L’Eden cinéma

Deux ans après sa création au TNS, la pièce de Marguerite Duras mise en scène par Christine Letailleur est à voir au Théâtre de la Ville-les Abbesses.

Dans Un barrage contre le Pacifique, paru en 1950, Marguerite Duras racontait la vie de sa mère, arrivée en Indochine en 1912 comme enseignante, et qui, après la mort de son mari, pour pouvoir élever ses enfants, travaillait comme pianiste à l’Eden cinéma de Saïgon. Au bout de dix ans, grâce à ses économies, elle a obtenu une concession de la part de l’administration. Mais chaque année, la mer envahit les terres et la récolte est détruite, malgré la construction de barrages. Les terres  étant incultivables, la mère a été ruinée. Son obstination à vouloir construire des barrages, son obsession, l’écrivain les a reprises dans L’Eden cinéma, la version théâtrale d’Un Barrage contre le Pacifique, écrite par Marguerite Duras vingt-sept ans après le roman. La forme audacieuse du texte, bousculant les frontières entre théâtre, cinéma et littérature ont séduit Christine Letailleur qui, après Hiroshima mon amour en 2012, revient à cette « langue unique, inimitable qui va vers un dépouillement extrême, vers une certaine abstraction même. »

La frustration, le désir

« La mère était née dans le nord de la France… » Suzanne et Joseph, les enfants, en parlent au passé, mais elle est là, toujours présente, même après sa mort.
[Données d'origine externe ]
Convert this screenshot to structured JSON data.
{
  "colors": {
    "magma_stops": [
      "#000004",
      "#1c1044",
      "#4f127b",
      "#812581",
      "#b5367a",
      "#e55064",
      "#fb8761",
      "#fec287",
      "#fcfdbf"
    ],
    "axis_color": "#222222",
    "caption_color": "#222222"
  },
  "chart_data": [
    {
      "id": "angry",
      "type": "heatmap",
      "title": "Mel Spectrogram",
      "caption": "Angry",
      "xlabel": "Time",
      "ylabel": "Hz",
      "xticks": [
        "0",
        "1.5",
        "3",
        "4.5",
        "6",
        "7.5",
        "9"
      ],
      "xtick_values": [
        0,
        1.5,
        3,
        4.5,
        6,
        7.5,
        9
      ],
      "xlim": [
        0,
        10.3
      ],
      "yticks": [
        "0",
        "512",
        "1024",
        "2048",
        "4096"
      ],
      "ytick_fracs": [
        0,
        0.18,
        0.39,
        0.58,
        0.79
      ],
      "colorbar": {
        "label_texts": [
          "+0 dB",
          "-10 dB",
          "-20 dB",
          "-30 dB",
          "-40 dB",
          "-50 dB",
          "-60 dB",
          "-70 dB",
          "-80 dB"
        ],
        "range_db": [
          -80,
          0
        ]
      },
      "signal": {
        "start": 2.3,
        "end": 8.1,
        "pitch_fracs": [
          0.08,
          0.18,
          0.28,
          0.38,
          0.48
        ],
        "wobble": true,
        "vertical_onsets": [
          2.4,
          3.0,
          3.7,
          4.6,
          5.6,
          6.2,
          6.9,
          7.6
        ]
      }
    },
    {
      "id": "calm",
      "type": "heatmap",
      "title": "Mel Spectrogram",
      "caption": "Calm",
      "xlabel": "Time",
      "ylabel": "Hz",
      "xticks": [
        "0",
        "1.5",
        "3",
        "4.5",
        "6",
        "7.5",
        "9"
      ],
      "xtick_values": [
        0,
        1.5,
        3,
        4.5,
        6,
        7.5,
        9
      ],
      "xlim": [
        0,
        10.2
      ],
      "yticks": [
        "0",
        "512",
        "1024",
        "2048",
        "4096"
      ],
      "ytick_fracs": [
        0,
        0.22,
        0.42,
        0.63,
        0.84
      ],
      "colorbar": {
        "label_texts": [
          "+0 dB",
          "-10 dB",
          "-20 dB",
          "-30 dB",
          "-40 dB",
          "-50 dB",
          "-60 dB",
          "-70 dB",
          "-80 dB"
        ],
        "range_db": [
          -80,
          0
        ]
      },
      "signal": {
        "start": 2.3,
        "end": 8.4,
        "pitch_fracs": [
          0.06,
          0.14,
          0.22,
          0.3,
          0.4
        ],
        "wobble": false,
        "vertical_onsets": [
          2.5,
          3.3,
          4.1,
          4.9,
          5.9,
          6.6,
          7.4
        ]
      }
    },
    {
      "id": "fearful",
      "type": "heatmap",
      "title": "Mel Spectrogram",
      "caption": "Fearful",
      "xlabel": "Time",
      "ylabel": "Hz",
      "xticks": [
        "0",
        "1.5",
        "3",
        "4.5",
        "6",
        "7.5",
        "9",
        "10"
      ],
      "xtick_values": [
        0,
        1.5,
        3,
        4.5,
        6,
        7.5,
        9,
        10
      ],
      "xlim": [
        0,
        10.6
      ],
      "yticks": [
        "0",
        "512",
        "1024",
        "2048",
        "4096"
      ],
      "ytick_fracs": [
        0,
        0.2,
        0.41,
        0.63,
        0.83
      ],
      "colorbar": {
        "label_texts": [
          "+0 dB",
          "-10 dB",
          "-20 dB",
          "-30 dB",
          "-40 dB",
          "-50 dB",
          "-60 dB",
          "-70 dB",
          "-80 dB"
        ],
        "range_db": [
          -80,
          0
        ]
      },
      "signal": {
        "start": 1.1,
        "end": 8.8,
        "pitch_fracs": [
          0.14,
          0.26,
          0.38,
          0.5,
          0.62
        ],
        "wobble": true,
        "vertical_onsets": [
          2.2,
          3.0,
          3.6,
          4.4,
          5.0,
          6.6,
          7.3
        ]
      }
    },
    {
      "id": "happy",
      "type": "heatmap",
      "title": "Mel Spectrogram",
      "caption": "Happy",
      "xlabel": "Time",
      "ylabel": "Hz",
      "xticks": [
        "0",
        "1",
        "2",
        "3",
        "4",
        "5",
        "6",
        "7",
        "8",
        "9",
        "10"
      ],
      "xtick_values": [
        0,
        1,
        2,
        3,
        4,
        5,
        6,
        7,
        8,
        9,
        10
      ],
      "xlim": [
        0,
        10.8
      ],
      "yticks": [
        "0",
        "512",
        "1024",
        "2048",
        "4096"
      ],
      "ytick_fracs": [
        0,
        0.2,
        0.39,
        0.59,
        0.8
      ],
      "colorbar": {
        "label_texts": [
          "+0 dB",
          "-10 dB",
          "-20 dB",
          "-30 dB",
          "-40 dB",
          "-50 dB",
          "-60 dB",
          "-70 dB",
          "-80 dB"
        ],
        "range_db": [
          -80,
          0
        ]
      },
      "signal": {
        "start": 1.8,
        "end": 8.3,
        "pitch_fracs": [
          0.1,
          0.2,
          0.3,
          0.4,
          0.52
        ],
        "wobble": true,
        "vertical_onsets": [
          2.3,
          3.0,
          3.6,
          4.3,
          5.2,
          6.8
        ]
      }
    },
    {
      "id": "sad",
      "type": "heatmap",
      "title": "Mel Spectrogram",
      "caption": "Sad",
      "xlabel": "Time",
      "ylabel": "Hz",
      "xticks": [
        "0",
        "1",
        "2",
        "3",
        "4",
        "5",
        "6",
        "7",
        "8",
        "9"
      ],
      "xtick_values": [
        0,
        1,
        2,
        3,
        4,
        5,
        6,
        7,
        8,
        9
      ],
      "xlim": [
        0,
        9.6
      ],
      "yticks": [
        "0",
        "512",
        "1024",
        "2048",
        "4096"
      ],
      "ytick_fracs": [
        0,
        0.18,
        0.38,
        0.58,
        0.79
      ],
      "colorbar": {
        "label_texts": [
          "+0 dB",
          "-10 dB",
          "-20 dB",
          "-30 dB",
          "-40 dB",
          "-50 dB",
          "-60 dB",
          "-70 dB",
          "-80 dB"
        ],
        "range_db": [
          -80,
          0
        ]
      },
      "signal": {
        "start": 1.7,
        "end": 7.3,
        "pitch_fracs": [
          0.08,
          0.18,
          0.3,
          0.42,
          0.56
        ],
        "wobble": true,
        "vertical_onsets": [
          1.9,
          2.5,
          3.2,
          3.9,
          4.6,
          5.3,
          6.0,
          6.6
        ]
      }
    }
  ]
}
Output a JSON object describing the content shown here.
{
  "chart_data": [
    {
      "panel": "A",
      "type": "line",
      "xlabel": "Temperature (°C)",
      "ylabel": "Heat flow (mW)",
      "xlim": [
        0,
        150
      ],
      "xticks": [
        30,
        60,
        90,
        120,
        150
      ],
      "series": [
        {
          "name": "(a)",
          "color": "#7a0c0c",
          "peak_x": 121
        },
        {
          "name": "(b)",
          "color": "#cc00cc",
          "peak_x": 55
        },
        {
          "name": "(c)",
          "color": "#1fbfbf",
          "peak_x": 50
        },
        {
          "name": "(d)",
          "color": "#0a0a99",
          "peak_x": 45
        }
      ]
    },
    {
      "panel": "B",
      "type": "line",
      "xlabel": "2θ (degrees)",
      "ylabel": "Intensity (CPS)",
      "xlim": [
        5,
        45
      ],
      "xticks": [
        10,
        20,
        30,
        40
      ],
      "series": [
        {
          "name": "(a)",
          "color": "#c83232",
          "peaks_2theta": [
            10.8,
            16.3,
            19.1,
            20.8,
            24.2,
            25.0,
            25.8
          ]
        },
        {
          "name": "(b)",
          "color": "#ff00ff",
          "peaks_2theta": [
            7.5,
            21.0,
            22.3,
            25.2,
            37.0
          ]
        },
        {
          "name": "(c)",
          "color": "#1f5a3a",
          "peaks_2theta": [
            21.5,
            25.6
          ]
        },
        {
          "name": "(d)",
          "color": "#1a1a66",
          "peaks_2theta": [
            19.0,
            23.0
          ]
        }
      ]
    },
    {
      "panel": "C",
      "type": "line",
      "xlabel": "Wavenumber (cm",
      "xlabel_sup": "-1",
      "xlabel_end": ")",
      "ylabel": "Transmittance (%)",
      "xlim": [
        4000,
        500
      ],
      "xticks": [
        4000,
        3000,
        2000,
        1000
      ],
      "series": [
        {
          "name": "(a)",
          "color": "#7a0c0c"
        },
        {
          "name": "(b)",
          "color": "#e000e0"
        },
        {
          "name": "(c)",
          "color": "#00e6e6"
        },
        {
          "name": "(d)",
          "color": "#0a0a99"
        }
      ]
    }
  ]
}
Le texte mélange les temporalités, enchevêtre les lieux, joue avec les silences, les disparitions (l’omniprésence de la mère, l’ombre de M. Jo, l’évocation du petit frère mort…). Les quatre comédiens réunis par Christine Letailleur font sentir, chacun avec sa sensibilité, la frustration, le désir : dans un combat perdu d’avance, la lutte de la mère, meurtrie d’avoir été flouée par l’administration, contre la montée des eaux (magistrale Annie Mercier, bouleversante dans la lecture de sa lettre aux cadastreurs), Joseph, l’homme de plaisir avide de liberté (Alain Fromager, opaque), la jeune Suzanne, attirée par son frère (Caroline Proust, fine et lumineuse) et troublée par le désir de M. Jo, l’amoureux malheureux (Hiroshi Ota). Dans les lumières de Grégoire Lafond et Philippe Berthomé, la scénographie minimaliste et ouverte d’Emmanuel Clolus laisse libre cours à l’imaginaire : sur un plateau, un cadre coulissant avec des panneaux transparents rappelant le bungalow où vit la famille. On est au bord du Pacifique, et il n’y a rien pour enfermer les mots de Duras, qui flottent longtemps après la fin de la représentation.

L’Eden cinéma                    * * *

Théâtre des Abbesses, 31 rue des Abbesses, Paris 18e. Tél. 01 42 74 22 77. www.theatredelaville-paris.com Jusqu’au 23 avril. Du 10 au 14 mai au Théâtre du Jeu de Paume, Aix-en-Provence, 20 mai, au Châteauvallon-Liberté, Toulon.